- Born: 25 August 1966 (age 59) Kolkata, India
- Other names: Sona
- Occupations: Choreographer, Anthropologist

= Sohini Ray =

Indian anthropologist

Sohini Ray (born 25 August 1966) is a classical Manipuri dancer dance-researcher and anthropologist from India currently based in Los Angeles, United States.

==Early career==
Ray studied Manipuri dance from age seven in Manipuri Nartanalaya, Kolkata under Guru Bipin Singh, Darshana Jhaveri and Kalavati Devi. She went through her initiation ceremony with Guru Bipin Singh at age eleven and started performing professionally at fourteen. She was also Guru Bipin Singh's research assistant from age fourteen and received the national scholarship in Manipuri dance from the ministry of culture, Government of India in 1982. Concurrently she did her schooling from Modern High School for girls, Kolkata, where she also performed in school functions.

==Academic career==
Ray did her B.Sc. and M.Sc. degrees in anthropology from University of Calcutta. Later, she received her MA in dance and Ph.D. in anthropology from University California at Los Angeles. (Sanamahism). She was a fellow at the Center for the Study of World Religions, Harvard Divinity School and faculty fellow in University of California, Humanities Research Institute, University of California, Irvine. She has taught in University of California, Irvine, University of California, Santa Barbara and Santa Monica College and has many publications.

==Dance career==
Sohini Ray is the founder and artistic director of Manipuri Dance Visions – Institute of Manipuri Dance in southern California. She has performed, choreographed and directed many productions in classical Manipuri dance namely Harao-kummei: joyful celebrations in Manipuri dance, Gita-Govinda, Krishna-Ningshingba and has performed and toured Europe and North America and India,

==Academic awards and achievements==
Jubilee prize, University of Calcutta, India, 1988
National Scholarship, University of Calcutta, India, 1988
University gold medal, University of Calcutta, India, 2011.
JB Donne Prize in anthropology of art, Royal Anthropological Institute, 2009.
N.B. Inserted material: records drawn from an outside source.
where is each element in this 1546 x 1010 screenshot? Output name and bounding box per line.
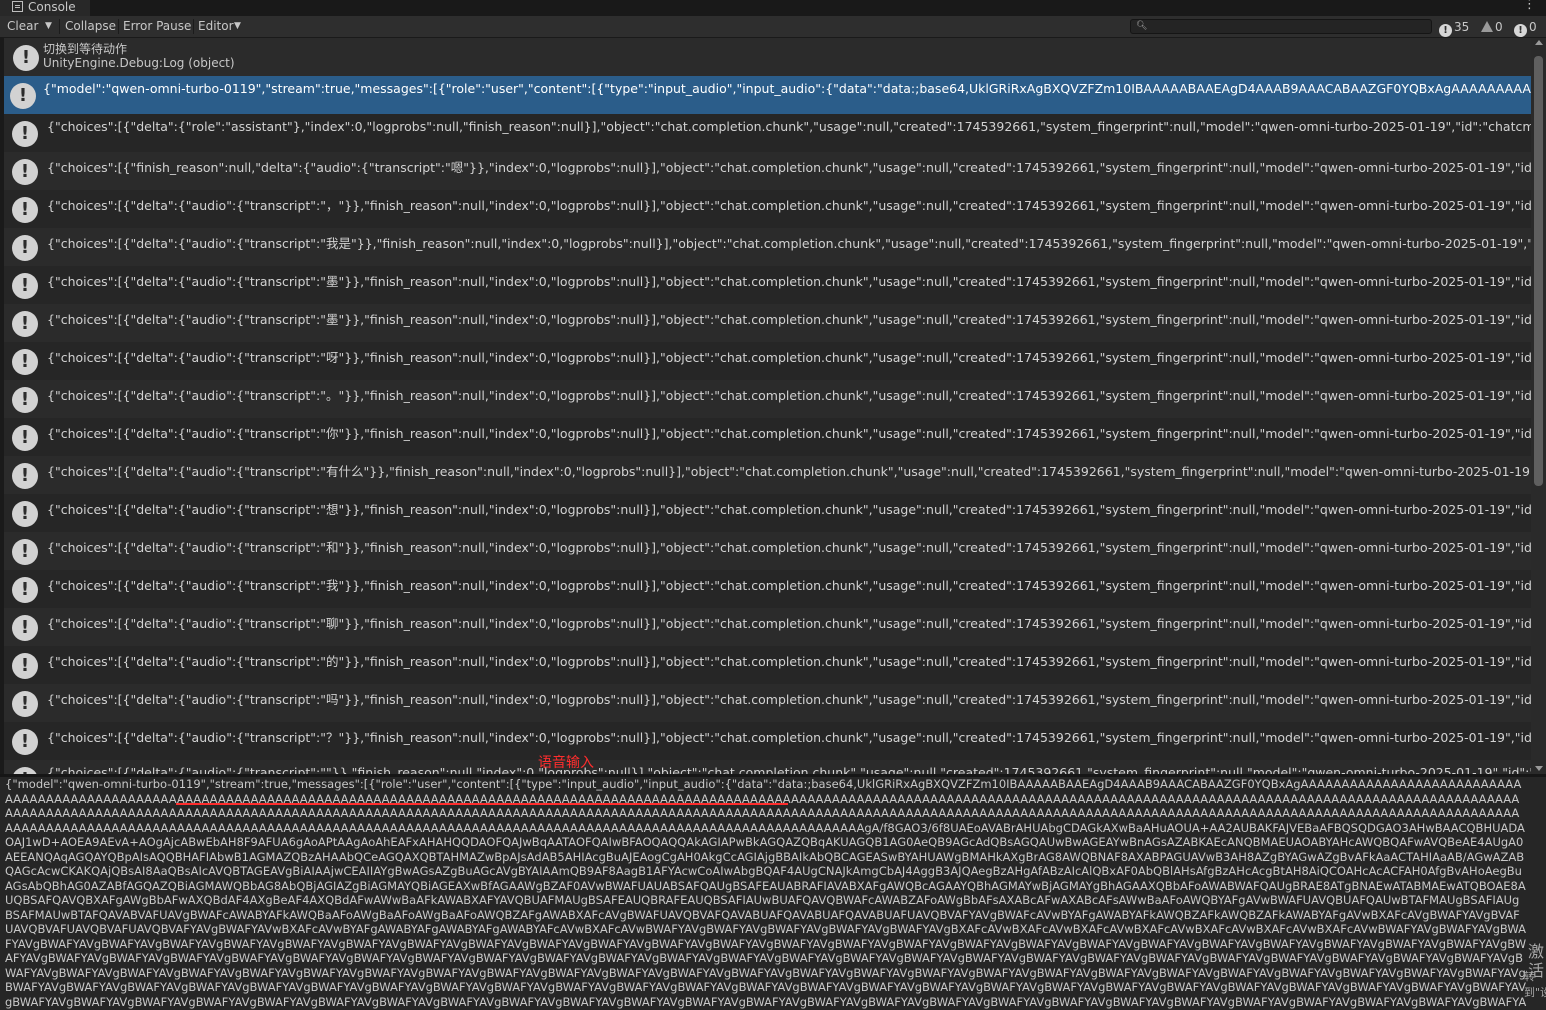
annotation-label: 语音输入 [538, 755, 594, 771]
log-info-icon: ! [12, 729, 38, 755]
list-edge [0, 38, 4, 774]
watermark-subtext: 转到"设 [1524, 970, 1546, 999]
log-entry-message: {"choices":[{"delta":{"audio":{"transcri… [47, 464, 1531, 479]
search-icon: 🔍︎ [1136, 21, 1148, 31]
editor-dropdown[interactable]: Editor [198, 16, 234, 37]
log-info-icon: ! [13, 45, 39, 71]
error-icon: ! [1514, 24, 1527, 37]
log-info-icon: ! [12, 235, 38, 261]
error-count-toggle[interactable]: ! 0 [1514, 18, 1537, 37]
log-entry-selected[interactable]: ! {"model":"qwen-omni-turbo-0119","strea… [0, 76, 1531, 114]
warning-count: 0 [1495, 20, 1503, 34]
log-entry[interactable]: ! {"choices":[{"delta":{"audio":{"transcr… [0, 722, 1531, 760]
log-info-icon: ! [12, 691, 38, 717]
log-entry[interactable]: ! {"choices":[{"delta":{"audio":{"transcr… [0, 684, 1531, 722]
log-info-icon: ! [12, 197, 38, 223]
console-toolbar: Clear ▼ Collapse Error Pause Editor ▼ 🔍︎… [0, 16, 1546, 38]
editor-chevron-down-icon[interactable]: ▼ [234, 16, 241, 37]
log-entry[interactable]: ! {"choices":[{"delta":{"role":"assistant… [0, 114, 1531, 152]
log-entry[interactable]: ! {"choices":[{"delta":{"audio":{"transcr… [0, 342, 1531, 380]
log-entry-message: {"choices":[{"delta":{"audio":{"transcri… [47, 236, 1531, 251]
log-info-icon: ! [12, 615, 38, 641]
log-info-icon: ! [10, 83, 36, 109]
error-count: 0 [1529, 20, 1537, 34]
log-info-icon: ! [12, 463, 38, 489]
kebab-icon[interactable]: ⋮ [1523, 0, 1536, 12]
collapse-button[interactable]: Collapse [65, 16, 116, 37]
log-entry-first[interactable]: ! 切换到等待动作 UnityEngine.Debug:Log (object) [0, 38, 1531, 76]
toolbar-divider [118, 19, 119, 34]
log-entry-message: {"choices":[{"delta":{"audio":{"transcri… [47, 198, 1531, 213]
search-input[interactable]: 🔍︎ [1130, 19, 1432, 34]
log-count-toggle[interactable]: ! 35 [1439, 18, 1470, 37]
tab-console[interactable]: Console [0, 0, 90, 16]
scroll-up-arrow-icon[interactable] [1535, 40, 1543, 45]
toolbar-divider [59, 19, 60, 34]
log-entry-message: {"choices":[{"finish_reason":null,"delta… [47, 160, 1531, 175]
log-info-icon: ! [12, 387, 38, 413]
log-entry[interactable]: ! {"choices":[{"delta":{"audio":{"transcr… [0, 380, 1531, 418]
log-info-icon: ! [12, 767, 38, 774]
log-info-icon: ! [12, 425, 38, 451]
log-entry[interactable]: ! {"choices":[{"delta":{"audio":{"transcr… [0, 494, 1531, 532]
log-info-icon: ! [12, 501, 38, 527]
log-entry-message: 切换到等待动作 [43, 42, 128, 56]
log-info-icon: ! [12, 159, 38, 185]
log-entry[interactable]: ! {"choices":[{"finish_reason":null,"delt… [0, 152, 1531, 190]
log-count: 35 [1454, 20, 1470, 34]
log-entry-message: {"choices":[{"delta":{"audio":{"transcri… [47, 312, 1531, 327]
log-info-icon: ! [12, 349, 38, 375]
tab-bar: Console ⋮ [0, 0, 1546, 16]
annotation-underline [176, 803, 788, 805]
log-info-icon: ! [12, 311, 38, 337]
log-entry-message: {"choices":[{"delta":{"audio":{"transcri… [47, 730, 1531, 745]
log-info-icon: ! [12, 539, 38, 565]
log-info-icon: ! [12, 577, 38, 603]
log-entry-stacktrace: UnityEngine.Debug:Log (object) [43, 56, 235, 70]
log-entry-message: {"model":"qwen-omni-turbo-0119","stream"… [43, 81, 1531, 96]
toolbar-divider [193, 19, 194, 34]
log-entry[interactable]: ! {"choices":[{"delta":{"audio":{"transcr… [0, 266, 1531, 304]
log-entry[interactable]: ! {"choices":[{"delta":{"audio":{"transcr… [0, 646, 1531, 684]
log-list-scrollbar[interactable] [1531, 38, 1546, 774]
log-detail-text[interactable]: {"model":"qwen-omni-turbo-0119","stream"… [5, 777, 1527, 1010]
log-entry-message: {"choices":[{"delta":{"audio":{"transcri… [47, 616, 1531, 631]
log-info-icon: ! [12, 121, 38, 147]
warning-icon [1481, 21, 1493, 32]
log-entry-message: {"choices":[{"delta":{"audio":{"transcri… [47, 654, 1531, 669]
log-entry-message: {"choices":[{"delta":{"audio":{"transcri… [47, 350, 1531, 365]
tab-console-label: Console [28, 0, 76, 14]
scroll-down-arrow-icon[interactable] [1535, 766, 1543, 771]
log-entry[interactable]: ! {"choices":[{"delta":{"audio":{"transcr… [0, 608, 1531, 646]
log-info-icon: ! [12, 653, 38, 679]
log-entry[interactable]: ! {"choices":[{"delta":{"audio":{"transcr… [0, 570, 1531, 608]
log-entry-message: {"choices":[{"delta":{"audio":{"transcri… [47, 692, 1531, 707]
scrollbar-thumb[interactable] [1534, 56, 1543, 486]
log-entry-message: {"choices":[{"delta":{"audio":{"transcri… [47, 540, 1531, 555]
log-entry-message: {"choices":[{"delta":{"audio":{"transcri… [47, 274, 1531, 289]
log-entry[interactable]: ! {"choices":[{"delta":{"audio":{"transcr… [0, 190, 1531, 228]
log-entry-message: {"choices":[{"delta":{"audio":{"transcri… [47, 388, 1531, 403]
log-entry[interactable]: ! {"choices":[{"delta":{"audio":{"transcr… [0, 532, 1531, 570]
info-icon: ! [1439, 24, 1452, 37]
warning-count-toggle[interactable]: 0 [1481, 18, 1503, 36]
log-info-icon: ! [12, 273, 38, 299]
error-pause-button[interactable]: Error Pause [123, 16, 191, 37]
clear-options-dropdown-icon[interactable]: ▼ [45, 16, 52, 37]
log-entry[interactable]: ! {"choices":[{"delta":{"audio":{"transcr… [0, 304, 1531, 342]
log-entry[interactable]: ! {"choices":[{"delta":{"audio":{"transcr… [0, 228, 1531, 266]
log-entry-message: {"choices":[{"delta":{"audio":{"transcri… [47, 578, 1531, 593]
clear-button[interactable]: Clear [7, 16, 38, 37]
log-entry-message: {"choices":[{"delta":{"audio":{"transcri… [47, 426, 1531, 441]
console-tab-icon [12, 1, 23, 12]
log-list[interactable]: ! 切换到等待动作 UnityEngine.Debug:Log (object)… [0, 38, 1531, 774]
log-entry[interactable]: ! {"choices":[{"delta":{"audio":{"transcr… [0, 760, 1531, 774]
log-entry-message: {"choices":[{"delta":{"role":"assistant"… [47, 119, 1531, 134]
log-entry-message: {"choices":[{"delta":{"audio":{"transcri… [47, 765, 1531, 774]
log-entry-message: {"choices":[{"delta":{"audio":{"transcri… [47, 502, 1531, 517]
log-entry[interactable]: ! {"choices":[{"delta":{"audio":{"transcr… [0, 456, 1531, 494]
log-entry[interactable]: ! {"choices":[{"delta":{"audio":{"transcr… [0, 418, 1531, 456]
log-detail-pane[interactable]: {"model":"qwen-omni-turbo-0119","stream"… [0, 777, 1546, 1010]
==Dance awards and achievements==
- National scholarship from government of India from 1982-1986,
- First prize in Manipuri dance, Sangeetotsav, 1988
- Shringar-Mani award, Kal-ke-kalakaar Sangeet Sammelan, Mumbai, 1988
- Naratan Acharya, Manipuri Nartanalaya, Kolkata, 1999.
- Elaine Weissman Los Angeles Treasures Award, California Traditional Music Society, 2007
- Nomination, Lestor Horton Award, 2007
- Winner, Lestor Horton Award, 2008
- Nomination, Lestor Horton award, 2010.